| Scale | Number of Boards | Number of Pieces | Memory Usage | Operations per Second | Complexity |
|---|---|---|---|---|---|
| 100 Boards | 100 | 1,600 (16 per board) | Low (MBs) | Low (few hundred ops) | Simple object management |
| 10,000 Boards | 10,000 | 160,000 | Moderate (GBs) | Moderate (thousands ops) | Need efficient data structures |
| 1,000,000 Boards | 1,000,000 | 16,000,000 | High (hundreds GBs) | High (hundreds of thousands ops) | Requires sharding and caching |
| 100,000,000 Boards | 100,000,000 | 1,600,000,000 | Very High (TBs) | Very High (millions ops) | Distributed system with partitioning |
Board and piece hierarchy in LLD - Scalability & System Analysis
The first bottleneck is memory and CPU on the application server managing the board and piece objects. As the number of boards and pieces grows, keeping all objects in memory and processing moves or state changes becomes expensive. The object hierarchy and frequent updates cause CPU load and memory pressure before storage or network limits.

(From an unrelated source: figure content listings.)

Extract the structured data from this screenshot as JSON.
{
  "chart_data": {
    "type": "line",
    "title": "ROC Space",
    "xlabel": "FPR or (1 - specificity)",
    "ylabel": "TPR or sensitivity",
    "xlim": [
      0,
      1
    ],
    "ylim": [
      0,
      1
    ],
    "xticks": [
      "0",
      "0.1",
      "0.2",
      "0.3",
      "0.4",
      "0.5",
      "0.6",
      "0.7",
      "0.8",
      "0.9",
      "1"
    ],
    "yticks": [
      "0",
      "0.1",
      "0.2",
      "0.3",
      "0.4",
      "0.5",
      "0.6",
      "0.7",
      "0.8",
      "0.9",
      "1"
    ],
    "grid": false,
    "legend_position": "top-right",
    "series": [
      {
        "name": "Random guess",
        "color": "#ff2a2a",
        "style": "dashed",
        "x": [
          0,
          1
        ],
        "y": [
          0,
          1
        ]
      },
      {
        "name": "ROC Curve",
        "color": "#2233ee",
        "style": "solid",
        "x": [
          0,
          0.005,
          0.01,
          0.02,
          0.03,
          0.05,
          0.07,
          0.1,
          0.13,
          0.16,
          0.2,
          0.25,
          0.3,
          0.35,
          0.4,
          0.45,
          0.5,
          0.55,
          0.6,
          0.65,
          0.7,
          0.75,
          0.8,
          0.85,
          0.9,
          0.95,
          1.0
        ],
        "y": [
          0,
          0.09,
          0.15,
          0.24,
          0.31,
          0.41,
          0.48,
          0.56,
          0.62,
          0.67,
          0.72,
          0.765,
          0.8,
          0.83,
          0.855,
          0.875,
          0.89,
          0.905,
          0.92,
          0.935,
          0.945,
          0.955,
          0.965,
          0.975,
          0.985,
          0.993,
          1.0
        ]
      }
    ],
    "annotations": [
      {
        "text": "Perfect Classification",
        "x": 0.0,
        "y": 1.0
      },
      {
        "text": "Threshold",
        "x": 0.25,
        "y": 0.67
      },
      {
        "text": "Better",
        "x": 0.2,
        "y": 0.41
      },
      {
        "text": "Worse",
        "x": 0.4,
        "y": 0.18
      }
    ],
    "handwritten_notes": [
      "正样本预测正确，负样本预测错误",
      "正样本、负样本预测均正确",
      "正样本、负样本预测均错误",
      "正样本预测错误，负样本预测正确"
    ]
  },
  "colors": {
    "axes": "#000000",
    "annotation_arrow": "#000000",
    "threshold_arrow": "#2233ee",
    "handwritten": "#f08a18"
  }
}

- Horizontal scaling: Add more application servers to distribute board and piece management load.
- Caching: Cache frequently accessed board states or piece positions to reduce recomputation.

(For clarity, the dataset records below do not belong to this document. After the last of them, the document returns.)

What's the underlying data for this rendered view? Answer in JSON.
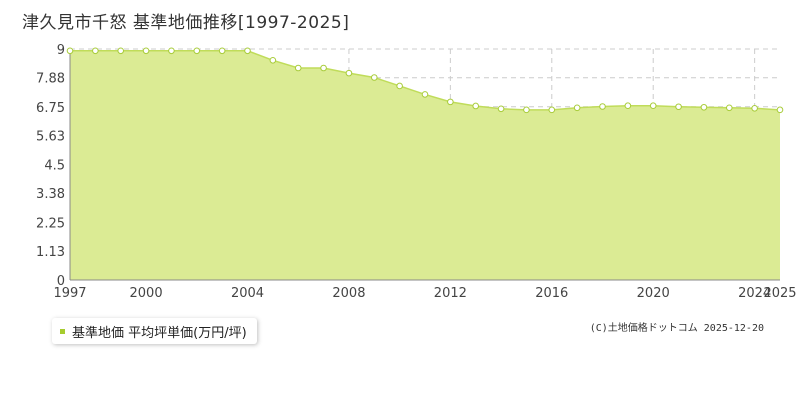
{
  "chart_data": {
    "type": "area",
    "title": "津久見市千怒 基準地価推移[1997-2025]",
    "x": [
      1997,
      1998,
      1999,
      2000,
      2001,
      2002,
      2003,
      2004,
      2005,
      2006,
      2007,
      2008,
      2009,
      2010,
      2011,
      2012,
      2013,
      2014,
      2015,
      2016,
      2017,
      2018,
      2019,
      2020,
      2021,
      2022,
      2023,
      2024,
      2025
    ],
    "series": [
      {
        "name": "基準地価 平均坪単価(万円/坪)",
        "values": [
          8.93,
          8.93,
          8.93,
          8.93,
          8.93,
          8.93,
          8.93,
          8.93,
          8.56,
          8.26,
          8.26,
          8.06,
          7.89,
          7.56,
          7.23,
          6.94,
          6.78,
          6.67,
          6.63,
          6.63,
          6.71,
          6.76,
          6.79,
          6.79,
          6.75,
          6.73,
          6.71,
          6.69,
          6.63
        ]
      }
    ],
    "xlim": [
      1997,
      2025
    ],
    "ylim": [
      0,
      9
    ],
    "xticks": [
      "1997",
      "2000",
      "2004",
      "2008",
      "2012",
      "2016",
      "2020",
      "2024",
      "2025"
    ],
    "yticks": [
      "0",
      "1.13",
      "2.25",
      "3.38",
      "4.5",
      "5.63",
      "6.75",
      "7.88",
      "9"
    ],
    "grid": true,
    "legend": "bottom-left",
    "colors": {
      "fill": "#dbeb94",
      "line": "#c0dc5a",
      "point_stroke": "#a8cc3a",
      "point_fill": "#ffffff",
      "grid": "#cccccc",
      "legend_marker": "#a6cc2e"
    }
  },
  "legend": {
    "label": "基準地価 平均坪単価(万円/坪)"
  },
  "footer": {
    "copyright": "(C)土地価格ドットコム 2025-12-20"
  }
}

- Sharding: Partition boards across servers by ID ranges or user groups to limit per-server load.
- Efficient data structures: Use lightweight representations for pieces and boards to reduce memory footprint.
- Event-driven updates: Process piece moves asynchronously to smooth CPU spikes.
- Assuming 16 pieces per board, 1 million boards = 16 million pieces.
- Each piece object ~200 bytes -> 3.2 GB memory for pieces alone.
- Boards with metadata ~1 KB each -> 1 GB memory for boards.
- Operations: 10 moves per second per board -> 10 million ops/sec at 1 million boards.
- Network bandwidth depends on update size; small updates (~100 bytes) -> ~1 GB/s bandwidth.
Start by explaining the system components: boards and pieces as objects. Discuss how load grows with number of boards and pieces. Identify bottlenecks in memory and CPU. Propose scaling solutions like sharding and caching. Use real numbers to justify your approach. Keep answers structured: growth, bottleneck, solution, cost.
Your application server handles 1,000 piece updates per second. Traffic grows 10x to 10,000 updates per second. What do you do first?
Answer: Add horizontal scaling by deploying more application servers behind a load balancer to distribute the update processing load and avoid CPU bottlenecks.